Official trade data is starting to confirm unofficial suspicions among Canadians that American imports of liquefied natural gas (LNG) are becoming a competitive force on the North American market.
Tanker deliveries of LNG jumped 65.5% to 184.4 Bcf in the first three months of 2007, according to the latest quarterly report by the U.S. Department of Energy’s Office of natural gas regulatory activities, which licenses importers.
The growth in LNG traffic outstripped a first-quarter 2007 increase of 5% in U.S. pipeline imports from Canada to 983.4 Bcf. The LNG deliveries added up to 16% of total U.S. first-quarter gas imports of 1.18 Tcf. The LNG growth trend continued through the spring and into the summer, according to Canadian observers of the gas trade.

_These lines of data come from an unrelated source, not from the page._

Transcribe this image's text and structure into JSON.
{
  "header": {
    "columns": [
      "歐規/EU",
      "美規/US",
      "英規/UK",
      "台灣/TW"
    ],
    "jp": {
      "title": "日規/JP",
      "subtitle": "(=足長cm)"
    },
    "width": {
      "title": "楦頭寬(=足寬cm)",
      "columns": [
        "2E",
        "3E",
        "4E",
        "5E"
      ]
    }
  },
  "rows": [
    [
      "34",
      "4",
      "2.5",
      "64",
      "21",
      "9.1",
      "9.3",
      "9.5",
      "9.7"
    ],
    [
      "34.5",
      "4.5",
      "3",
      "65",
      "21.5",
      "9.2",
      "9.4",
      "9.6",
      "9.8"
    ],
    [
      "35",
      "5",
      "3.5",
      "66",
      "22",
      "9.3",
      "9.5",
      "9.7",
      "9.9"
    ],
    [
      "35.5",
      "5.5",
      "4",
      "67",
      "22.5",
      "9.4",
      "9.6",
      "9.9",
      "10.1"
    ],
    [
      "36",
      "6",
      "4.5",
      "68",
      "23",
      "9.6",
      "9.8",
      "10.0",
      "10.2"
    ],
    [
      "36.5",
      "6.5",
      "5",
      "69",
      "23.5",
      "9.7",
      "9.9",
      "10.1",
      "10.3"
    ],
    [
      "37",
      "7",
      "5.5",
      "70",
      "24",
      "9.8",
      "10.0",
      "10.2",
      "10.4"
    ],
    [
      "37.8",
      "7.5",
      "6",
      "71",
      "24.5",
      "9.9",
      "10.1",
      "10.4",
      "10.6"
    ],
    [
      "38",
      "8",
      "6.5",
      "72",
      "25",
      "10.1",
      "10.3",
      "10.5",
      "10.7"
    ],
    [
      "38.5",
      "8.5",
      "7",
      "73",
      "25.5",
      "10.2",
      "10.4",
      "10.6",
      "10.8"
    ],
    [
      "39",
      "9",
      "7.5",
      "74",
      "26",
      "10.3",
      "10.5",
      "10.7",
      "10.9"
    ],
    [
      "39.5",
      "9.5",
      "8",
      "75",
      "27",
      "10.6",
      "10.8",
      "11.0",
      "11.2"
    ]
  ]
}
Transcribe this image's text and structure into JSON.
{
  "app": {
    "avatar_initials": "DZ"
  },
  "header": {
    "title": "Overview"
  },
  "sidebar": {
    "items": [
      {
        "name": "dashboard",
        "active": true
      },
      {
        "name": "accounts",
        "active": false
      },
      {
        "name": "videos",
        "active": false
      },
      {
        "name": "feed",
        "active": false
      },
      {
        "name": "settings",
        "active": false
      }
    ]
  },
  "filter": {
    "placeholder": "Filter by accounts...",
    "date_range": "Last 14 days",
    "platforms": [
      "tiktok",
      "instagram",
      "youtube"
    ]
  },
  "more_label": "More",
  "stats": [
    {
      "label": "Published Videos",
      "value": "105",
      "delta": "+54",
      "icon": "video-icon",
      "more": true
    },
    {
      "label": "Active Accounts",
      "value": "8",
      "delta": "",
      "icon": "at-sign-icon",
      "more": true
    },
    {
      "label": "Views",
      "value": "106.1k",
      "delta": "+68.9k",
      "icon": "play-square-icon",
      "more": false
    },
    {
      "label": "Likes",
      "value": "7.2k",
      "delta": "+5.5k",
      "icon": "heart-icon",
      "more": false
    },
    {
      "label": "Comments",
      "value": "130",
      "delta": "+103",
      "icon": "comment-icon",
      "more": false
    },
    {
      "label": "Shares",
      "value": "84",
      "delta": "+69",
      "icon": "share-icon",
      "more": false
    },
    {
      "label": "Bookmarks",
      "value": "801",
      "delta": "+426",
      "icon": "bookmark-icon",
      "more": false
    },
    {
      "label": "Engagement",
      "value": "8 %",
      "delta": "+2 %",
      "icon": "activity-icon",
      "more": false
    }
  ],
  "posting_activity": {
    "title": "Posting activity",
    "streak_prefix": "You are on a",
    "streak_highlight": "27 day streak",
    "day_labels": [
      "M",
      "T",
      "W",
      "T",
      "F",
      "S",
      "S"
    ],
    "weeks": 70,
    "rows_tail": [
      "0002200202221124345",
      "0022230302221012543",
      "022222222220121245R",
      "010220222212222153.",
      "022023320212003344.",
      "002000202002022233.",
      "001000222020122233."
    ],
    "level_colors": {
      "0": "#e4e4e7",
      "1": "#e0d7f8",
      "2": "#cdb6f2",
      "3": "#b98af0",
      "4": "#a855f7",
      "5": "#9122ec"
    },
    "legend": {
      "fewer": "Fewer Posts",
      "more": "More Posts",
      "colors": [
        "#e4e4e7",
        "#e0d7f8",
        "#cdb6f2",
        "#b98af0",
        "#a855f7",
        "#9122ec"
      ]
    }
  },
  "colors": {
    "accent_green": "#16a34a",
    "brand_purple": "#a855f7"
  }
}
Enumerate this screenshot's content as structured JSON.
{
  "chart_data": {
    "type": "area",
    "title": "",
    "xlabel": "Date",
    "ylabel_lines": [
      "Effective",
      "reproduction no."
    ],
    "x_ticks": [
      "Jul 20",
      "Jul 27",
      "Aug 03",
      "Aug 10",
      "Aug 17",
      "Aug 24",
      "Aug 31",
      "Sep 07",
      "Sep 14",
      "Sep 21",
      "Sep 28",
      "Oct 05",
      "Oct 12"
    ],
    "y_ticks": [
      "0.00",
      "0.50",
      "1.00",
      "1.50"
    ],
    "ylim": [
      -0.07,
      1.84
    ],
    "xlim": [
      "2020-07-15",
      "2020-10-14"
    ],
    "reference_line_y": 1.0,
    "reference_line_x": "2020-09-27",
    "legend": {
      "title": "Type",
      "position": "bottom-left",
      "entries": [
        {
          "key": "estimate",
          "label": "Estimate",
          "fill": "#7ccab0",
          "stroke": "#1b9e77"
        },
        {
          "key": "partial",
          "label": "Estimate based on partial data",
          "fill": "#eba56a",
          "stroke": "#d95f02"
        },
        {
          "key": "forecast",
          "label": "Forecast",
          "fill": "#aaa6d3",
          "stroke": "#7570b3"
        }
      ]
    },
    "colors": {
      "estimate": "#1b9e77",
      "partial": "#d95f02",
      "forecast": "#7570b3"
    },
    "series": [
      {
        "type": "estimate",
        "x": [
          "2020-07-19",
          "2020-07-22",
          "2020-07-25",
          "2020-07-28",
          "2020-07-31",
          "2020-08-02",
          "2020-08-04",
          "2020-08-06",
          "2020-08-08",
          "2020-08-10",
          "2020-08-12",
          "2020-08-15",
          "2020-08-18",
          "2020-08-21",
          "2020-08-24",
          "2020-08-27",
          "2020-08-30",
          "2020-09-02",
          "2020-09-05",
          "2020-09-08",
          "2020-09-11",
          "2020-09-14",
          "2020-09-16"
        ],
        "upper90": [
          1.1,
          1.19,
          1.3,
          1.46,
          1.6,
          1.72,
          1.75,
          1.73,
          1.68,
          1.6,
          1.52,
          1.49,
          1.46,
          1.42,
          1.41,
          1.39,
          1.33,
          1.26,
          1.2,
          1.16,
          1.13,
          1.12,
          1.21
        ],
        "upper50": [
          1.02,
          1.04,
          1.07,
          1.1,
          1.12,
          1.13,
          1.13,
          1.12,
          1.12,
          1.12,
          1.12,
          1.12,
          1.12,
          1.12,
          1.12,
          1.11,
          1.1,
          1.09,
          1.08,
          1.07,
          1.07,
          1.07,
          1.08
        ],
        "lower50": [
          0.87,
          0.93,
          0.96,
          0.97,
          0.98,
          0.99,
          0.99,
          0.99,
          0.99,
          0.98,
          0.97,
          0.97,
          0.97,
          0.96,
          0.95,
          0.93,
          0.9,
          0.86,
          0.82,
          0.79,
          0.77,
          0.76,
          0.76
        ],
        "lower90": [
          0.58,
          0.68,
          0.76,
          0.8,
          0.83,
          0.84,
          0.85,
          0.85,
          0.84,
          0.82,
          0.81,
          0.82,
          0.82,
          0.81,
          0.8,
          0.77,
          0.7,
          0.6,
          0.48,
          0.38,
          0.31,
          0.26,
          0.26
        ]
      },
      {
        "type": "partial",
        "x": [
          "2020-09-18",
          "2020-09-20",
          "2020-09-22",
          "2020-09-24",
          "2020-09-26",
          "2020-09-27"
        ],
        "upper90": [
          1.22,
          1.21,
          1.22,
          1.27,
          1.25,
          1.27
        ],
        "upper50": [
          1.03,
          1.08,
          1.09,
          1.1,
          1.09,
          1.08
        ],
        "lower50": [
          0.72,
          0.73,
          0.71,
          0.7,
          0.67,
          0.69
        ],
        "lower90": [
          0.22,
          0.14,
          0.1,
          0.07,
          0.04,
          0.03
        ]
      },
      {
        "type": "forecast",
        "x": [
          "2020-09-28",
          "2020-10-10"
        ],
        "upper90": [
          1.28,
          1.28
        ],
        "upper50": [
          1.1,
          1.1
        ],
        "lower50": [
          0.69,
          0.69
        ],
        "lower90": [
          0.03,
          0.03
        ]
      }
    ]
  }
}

In a July research note and forecast titled “The Price Ship is Sinking,” FirstEnergy Capital Corp. said, “The surge in LNG imports…has proven to have had a much higher degree of longevity than we originally anticipated.”
The Calgary investment house predicted “elevated levels of U.S. LNG imports near or above 3 Bcf/d are expected to continue until at least September of this year and possibly beyond.”
There is “simply too much gas and not enough places to put it,” FirstEnergy warned in lowering its annual average price expectations to C$6.77 (US$6.43)/MMBtu from C$8.40 (US$7.98)/MMBtu for this year and C$8.22 (US7.80)/MMBtu from $C8.65 (US$8.22)/MMBtu for 2008.
“Though not large in the grand context of the 70 Bcf/d North American natural gas market, these additional flows of LNG have proven to be an important incremental source of supply that will likely tally 100 to 150 Bcf more than our original expectations for 2007. In its most simple form this means 100 to 150 Bcf more gas in U.S. storage than originally expected.”
The thinking goes the other way, too. Rival Calgary energy investment boutique Peters & Co. is currently calling for a price recovery on partly on the strength of an anticipated reduction in LNG deliveries.
The Canadians credit this year’s acceleration in LNG traffic at least partly to unusually low prices this year on European markets, saying that global economic movement prompted tankers to veer off to North America.
So far, financial analyst opinion sees such developments as short term. Official Canadian opinion still largely avoids incorporating prospects for a long-range trend toward global competition into forecasts of North American gas prices, profits and share values.
But Canadian producers see the writing on the wall, especially in trying to formulate long-range supply plans. Prospects of a growing LNG trade are a factor in deciding the fate of the northern pipeline, for instance. Imperial Oil, senior partner in the Mackenzie Gas Project, has emphasized as regulatory proceedings stretched out and construction cost forecasts rose this year that the sponsors will only build the system if they are satisfied Arctic gas will be competitive against LNG.